Больше здесь никого не было, только бескрайнее поле подсолнухов.

Тимофей достал из синего рюкзака-торбы сотовый телефон и набрал номер. После пары гудков на той стороне взяли трубку.

— Милиция, дежурный отдел, — сказал невесёлый голос. Где-то далеко на том конце провода играла незатейливая песенка.

А утром в окно постучатся
Холодные капли дождя,
Иллюзию нашего счастья
За дальнюю даль уводя.

— Алло, я хочу сообщить об убийстве, — спокойно сказал Тимофей.

Ярик

Одним движением я сбросил на пол всё то, чем был завален мой письменный стол — чертежи, распечатки, книги, компакт-диски, какие-то безделушки и письменные приборы. И с величайшей осторожностью положил себе на колени синий джинсовый рюкзак-торбу.

Да, это был точь-в-точь тот самый рюкзак, который носила Лили при жизни. Я и до этого знал, что мёртвые живут среди нас. Более того, я неоднократно общался с ними и изучил их привычки. Но ещё никогда мне в руки не попадали вещи с того света. Сердце моё бешено колотилось. Я боялся представить, что я найду внутри рюкзака. На вид он был заполнен где-то на половину. Может, там внутри какой-то артефакт или магический предмет, с помощью которого мёртвые совершают свои путешествия между мирами, или же дневник, в котором записаны всем скитания души.
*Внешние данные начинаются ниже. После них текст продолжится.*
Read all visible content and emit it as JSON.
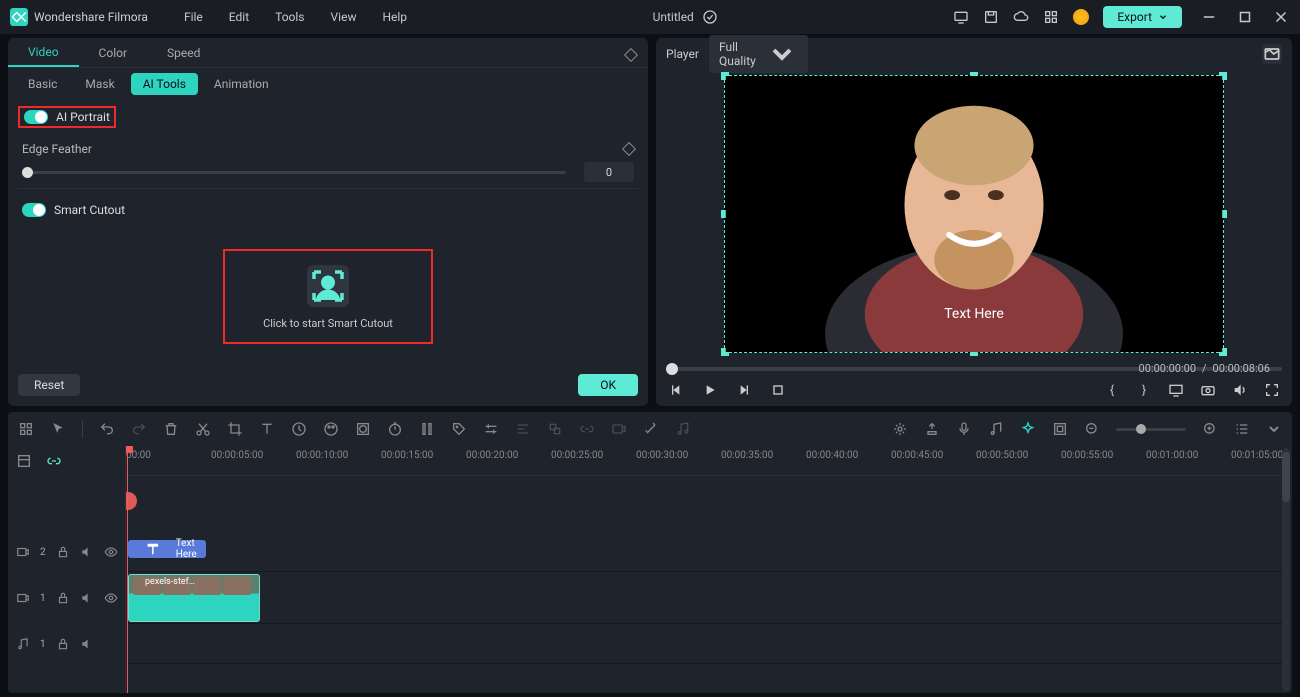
{
  "app": {
    "name": "Wondershare Filmora",
    "doc_title": "Untitled"
  },
  "menu": [
    "File",
    "Edit",
    "Tools",
    "View",
    "Help"
  ],
  "export_label": "Export",
  "tabs_top": [
    "Video",
    "Color",
    "Speed"
  ],
  "tabs_top_active": 0,
  "tabs_sub": [
    "Basic",
    "Mask",
    "AI Tools",
    "Animation"
  ],
  "tabs_sub_active": 2,
  "panel": {
    "ai_portrait_label": "AI Portrait",
    "edge_feather_label": "Edge Feather",
    "edge_feather_value": "0",
    "smart_cutout_label": "Smart Cutout",
    "smart_cutout_hint": "Click to start Smart Cutout",
    "reset_label": "Reset",
    "ok_label": "OK"
  },
  "player": {
    "label": "Player",
    "quality": "Full Quality",
    "text_overlay": "Text Here",
    "time_current": "00:00:00:00",
    "time_sep": "/",
    "time_total": "00:00:08:06"
  },
  "timeline": {
    "ruler": [
      "00:00",
      "00:00:05:00",
      "00:00:10:00",
      "00:00:15:00",
      "00:00:20:00",
      "00:00:25:00",
      "00:00:30:00",
      "00:00:35:00",
      "00:00:40:00",
      "00:00:45:00",
      "00:00:50:00",
      "00:00:55:00",
      "00:01:00:00",
      "00:01:05:00"
    ],
    "tracks": [
      {
        "id": "video2",
        "icon": "video-icon",
        "num": "2"
      },
      {
        "id": "video1",
        "icon": "video-icon",
        "num": "1"
      },
      {
        "id": "audio1",
        "icon": "audio-icon",
        "num": "1"
      }
    ],
    "text_clip_label": "Text Here",
    "video_clip_label": "pexels-stef…"
  }
}
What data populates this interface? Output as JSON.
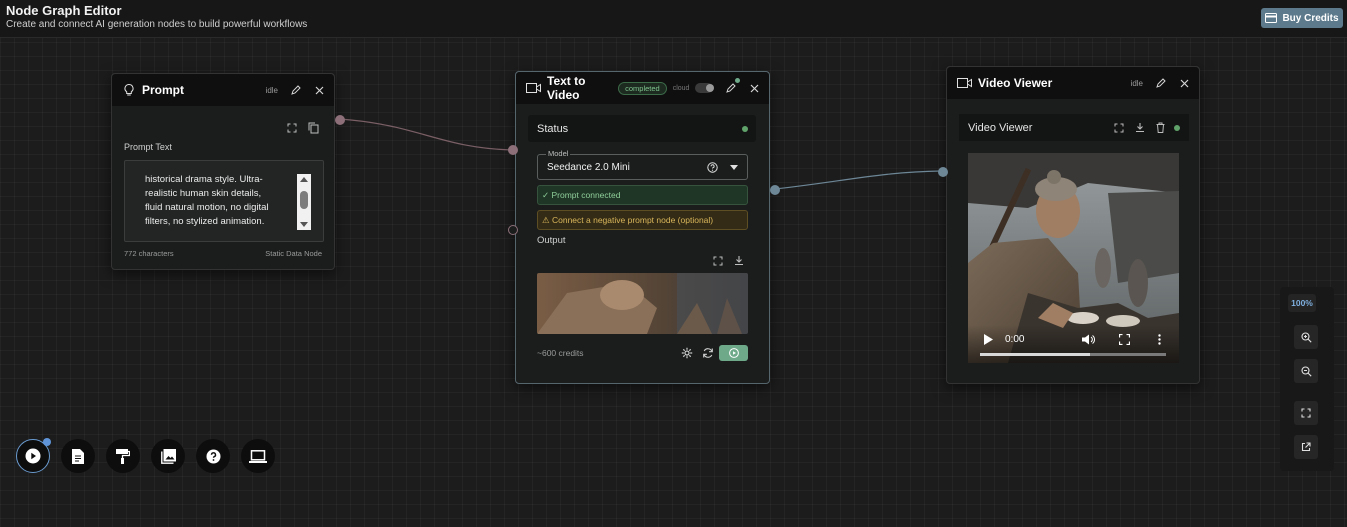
{
  "header": {
    "title": "Node Graph Editor",
    "subtitle": "Create and connect AI generation nodes to build powerful workflows",
    "buy_credits_label": "Buy Credits"
  },
  "prompt_node": {
    "title": "Prompt",
    "status": "idle",
    "field_label": "Prompt Text",
    "text": "historical drama style. Ultra-realistic human skin details, fluid natural motion, no digital filters, no stylized animation.",
    "char_count": "772 characters",
    "node_kind": "Static Data Node"
  },
  "t2v_node": {
    "title": "Text to Video",
    "status_badge": "completed",
    "cloud_label": "cloud",
    "status_section": "Status",
    "model_legend": "Model",
    "model_value": "Seedance 2.0 Mini",
    "prompt_connected": "✓ Prompt connected",
    "negative_prompt_hint": "⚠ Connect a negative prompt node (optional)",
    "output_label": "Output",
    "credits": "~600 credits"
  },
  "viewer_node": {
    "title": "Video Viewer",
    "status": "idle",
    "section_title": "Video Viewer",
    "time": "0:00",
    "progress": 0.59
  },
  "zoom": {
    "level": "100%"
  },
  "toolbar": {
    "items": [
      "play-icon",
      "document-icon",
      "paint-roller-icon",
      "gallery-icon",
      "help-icon",
      "laptop-icon"
    ]
  },
  "colors": {
    "accent_blue": "#5f95d8",
    "success_green": "#6ea98a",
    "warning_amber": "#d9b65c",
    "buy_button": "#5d7a8c"
  }
}
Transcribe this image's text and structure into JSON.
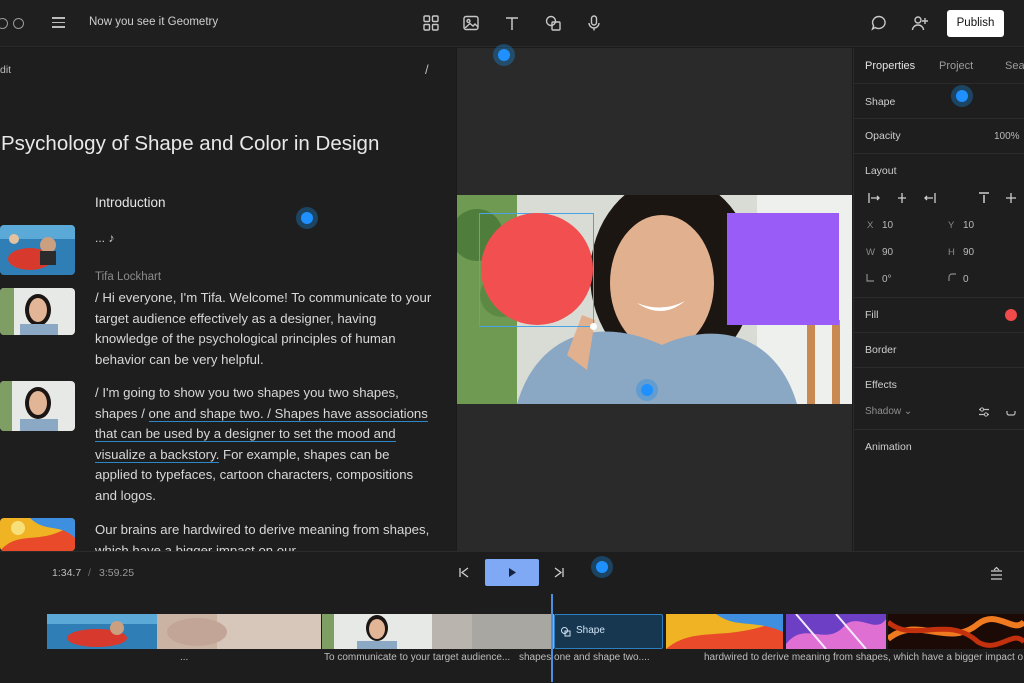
{
  "app": {
    "doc_title": "Now you see it Geometry",
    "publish_label": "Publish"
  },
  "toolbar": {
    "tools": [
      "grid-icon",
      "image-icon",
      "text-icon",
      "shapes-icon",
      "microphone-icon"
    ],
    "right_icons": [
      "comment-icon",
      "add-user-icon"
    ]
  },
  "script": {
    "edit_label": "dit",
    "slash": "/",
    "title": "Psychology of Shape and Color in Design",
    "section_heading": "Introduction",
    "ellipsis": "... ♪",
    "speaker": "Tifa Lockhart",
    "para1": "/ Hi everyone, I'm Tifa. Welcome! To communicate to your target audience effectively as a designer, having knowledge of the psychological principles of human behavior can be very helpful.",
    "para2_a": "/ I'm going to show you two shapes you two shapes, shapes / ",
    "para2_hl": "one and shape two. / Shapes have associations that can be used by a designer to set the mood and visualize a backstory.",
    "para2_b": " For example, shapes can be applied to typefaces, cartoon characters, compositions and logos.",
    "para3": "Our brains are hardwired to derive meaning from shapes, which have a bigger impact on our"
  },
  "properties": {
    "tabs": [
      "Properties",
      "Project",
      "Sea"
    ],
    "shape_label": "Shape",
    "opacity_label": "Opacity",
    "opacity_value": "100%",
    "layout_label": "Layout",
    "x_key": "X",
    "x_value": "10",
    "y_key": "Y",
    "y_value": "10",
    "w_key": "W",
    "w_value": "90",
    "h_key": "H",
    "h_value": "90",
    "rotation_value": "0°",
    "radius_value": "0",
    "fill_label": "Fill",
    "fill_color": "#f04a4a",
    "border_label": "Border",
    "effects_label": "Effects",
    "shadow_label": "Shadow ⌄",
    "animation_label": "Animation"
  },
  "canvas": {
    "circle_color": "#f25050",
    "square_color": "#9a5cf6"
  },
  "timeline": {
    "current_time": "1:34.7",
    "separator": "/",
    "total_time": "3:59.25",
    "shape_clip_label": "Shape",
    "captions": [
      "...",
      "To communicate to your target audience...",
      "shapes one and shape two....",
      "hardwired to derive meaning from shapes, which have a bigger impact o"
    ]
  }
}
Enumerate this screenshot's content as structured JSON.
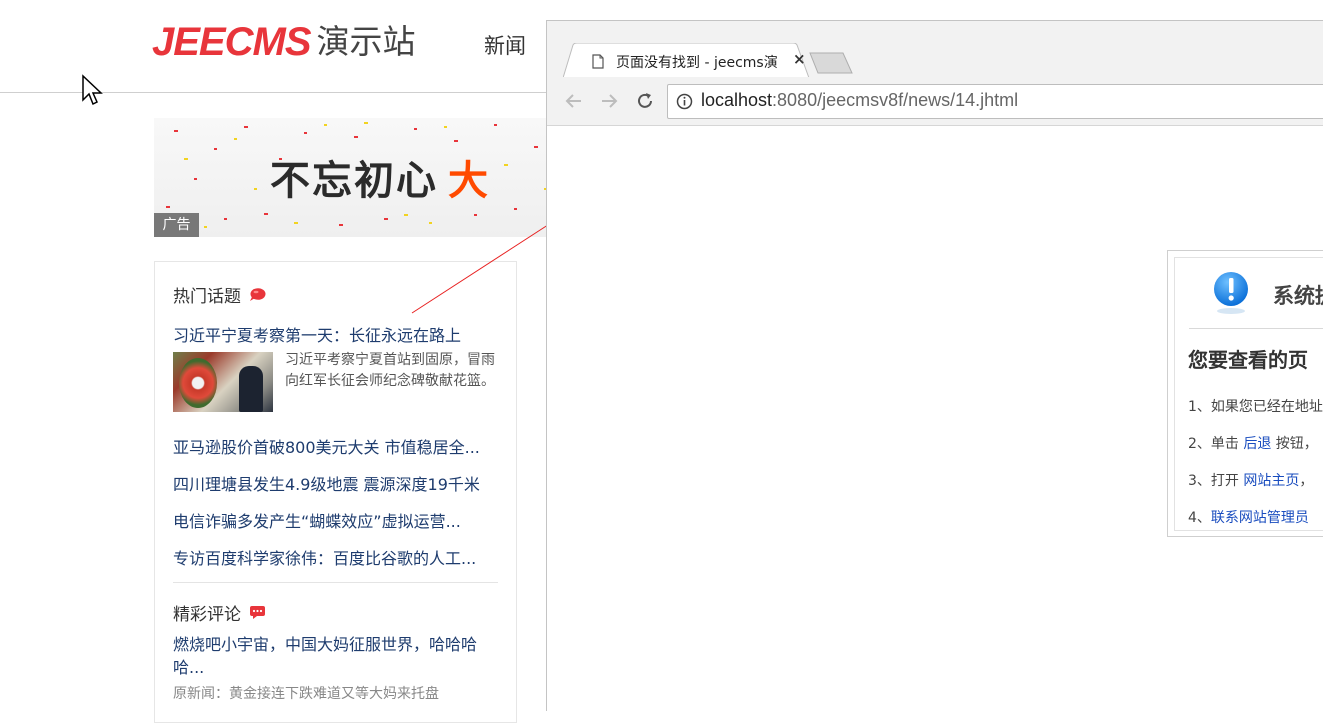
{
  "site": {
    "logo_en": "JEECMS",
    "logo_cn": "演示站",
    "nav_item": "新闻"
  },
  "ad": {
    "text_main": "不忘初心",
    "text_highlight": "大",
    "tag": "广告"
  },
  "hot_topics": {
    "title": "热门话题",
    "headline": "习近平宁夏考察第一天：长征永远在路上",
    "summary": "习近平考察宁夏首站到固原，冒雨向红军长征会师纪念碑敬献花篮。",
    "items": [
      "亚马逊股价首破800美元大关 市值稳居全...",
      "四川理塘县发生4.9级地震 震源深度19千米",
      "电信诈骗多发产生“蝴蝶效应”虚拟运营...",
      "专访百度科学家徐伟：百度比谷歌的人工..."
    ]
  },
  "comments": {
    "title": "精彩评论",
    "headline": "燃烧吧小宇宙，中国大妈征服世界，哈哈哈哈...",
    "original": "原新闻：黄金接连下跌难道又等大妈来托盘"
  },
  "browser": {
    "tab_title": "页面没有找到 - jeecms演",
    "tab_close": "×",
    "url_host": "localhost",
    "url_rest": ":8080/jeecmsv8f/news/14.jhtml"
  },
  "error_page": {
    "title": "系统提",
    "subtitle": "您要查看的页",
    "line1": "1、如果您已经在地址",
    "line2_prefix": "2、单击 ",
    "line2_link": "后退",
    "line2_suffix": " 按钮，",
    "line3_prefix": "3、打开 ",
    "line3_link": "网站主页",
    "line3_suffix": "，",
    "line4_prefix": "4、",
    "line4_link": "联系网站管理员"
  },
  "colors": {
    "logo_red": "#e8353b",
    "link_blue": "#1e3c6e",
    "ad_highlight": "#ff4a00",
    "annotation_line": "#e82020"
  }
}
А может быть, там внутри что-то вообще недоступное нашему пониманию, что-то, что находится вне нашей реальности.

Я ослабил шнуровку рюкзака и стал выкладывать на стол его содержимое, один предмет за другим.

Сначала я вытащил книгу. Это было какое-то старое, ещё советское издание, в тёмно-зелёной обложке. Золотые буквы уже порядком истёрлись, но можно было разобрать слово «Кинизм». От одного её вида начинало клонить в сон. Полистав книгу, я отложил её в сторону.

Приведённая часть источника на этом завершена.